Taken from the book that inspired the 1934 film of the same name and John Ford's My Darling Clementine, Frontier Marshal drops many of the familiar elements of the saga. Ike Clanton and his brood are absent as are Earp's brothers. The dichotomy between the two main female characters, a virtuous maiden from the East versus a vampish dancehall girl, found in My Darling Clementine is also present in Frontier Marshal. Nancy Kelly, as the lady, and Binnie Barnes, as the tramp, are both pretty good at enlivening rote roles. 

Randolph Scott is adequate as Earp. He is called upon to do little more than embody moral rectitude with his ramrod posture. It was only later in his career, working with such directors as Budd Boetticher and Sam Peckinpah, that Scott was able to add additional shades to his portrayals of chivalric heroism. One of my favorite reaction shots in all of cinema is that of Scott at the conclusion of Boetticher's Comanche Station. Part of the reason for the potency of the shot is that Boetticher is playing off Scott's usual stoicism. 

Best of all is Cesar Romero as Doc Holliday. To viewers who know him primarily as the Cisco Kid,  umpteen Latin lovers or the Joker on television's Batman, this might seem to be strange casting, but Romero is good at expressing the romantic fatalism of the character. His effective turns in such films as disparate as Frontier Marshal, The Devil is a Woman, and Wee Willie Winkie display that he was not fully utilized by Hollywood.

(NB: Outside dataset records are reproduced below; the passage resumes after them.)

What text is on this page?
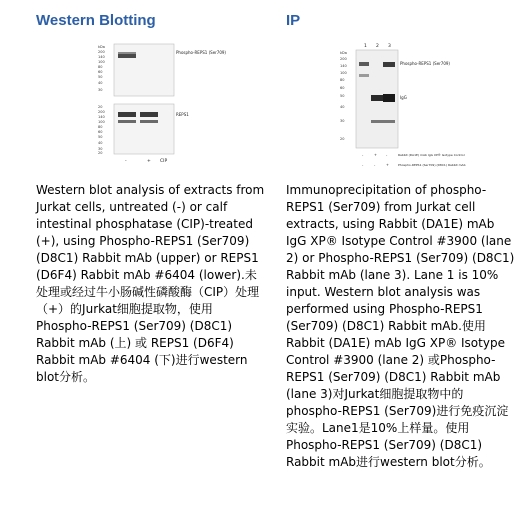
Western Blotting
kDa
200
140
100
80
60
50
40
30
20
200
140
100
80
60
50
40
30
20
Phospho-REPS1 (Ser709)
REPS1
-	+ CIP
Western blot analysis of extracts from Jurkat cells, untreated (-) or calf intestinal phosphatase (CIP)-treated (+), using Phospho-REPS1 (Ser709) (D8C1) Rabbit mAb (upper) or REPS1 (D6F4) Rabbit mAb #6404 (lower).未处理或经过牛小肠碱性磷酸酶（CIP）处理（+）的Jurkat细胞提取物，使用Phospho-REPS1 (Ser709) (D8C1) Rabbit mAb (上) 或 REPS1 (D6F4) Rabbit mAb #6404 (下)进行western blot分析。
IP
1 2 3
kDa
200
140
100
80
60
50
40
30
20
Phospho-REPS1 (Ser709)
IgG
-	+	-	Rabbit (DA1E) mAb IgG XP® Isotype Control
-	-	+	Phospho-REPS1 (Ser709) (D8C1) Rabbit mAb
Immunoprecipitation of phospho-REPS1 (Ser709) from Jurkat cell extracts, using Rabbit (DA1E) mAb IgG XP® Isotype Control #3900 (lane 2) or Phospho-REPS1 (Ser709) (D8C1) Rabbit mAb (lane 3). Lane 1 is 10% input. Western blot analysis was performed using Phospho-REPS1 (Ser709) (D8C1) Rabbit mAb.使用 Rabbit (DA1E) mAb IgG XP® Isotype Control #3900 (lane 2) 或Phospho-REPS1 (Ser709) (D8C1) Rabbit mAb (lane 3)对Jurkat细胞提取物中的phospho-REPS1 (Ser709)进行免疫沉淀实验。Lane1是10%上样量。使用Phospho-REPS1 (Ser709) (D8C1) Rabbit mAb进行western blot分析。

Eddie Foy Jr. appears, as he often did, as his father, a noted vaudevillian. His antics and Barnes' dancehall number add to the period flavor of the film. Foy Sr.'s life story was turned into a film in 1955, the mediocre Bob Hope vehicle, The Seven Little Foys.

Frontier Marshal is nothing earth shaking, but it will appeal to film aficionados and Western fans. I was knocked out by the film's opening montage which shows the finding of silver near Tombstone and its subsequent growth into a boom town. Fred Allen or Robert Bischoff's efforts, the credit for this is unclear, rivals that of Don Siegel's concurrent and justly lauded montage sequences that he concocted for Warner Brothers.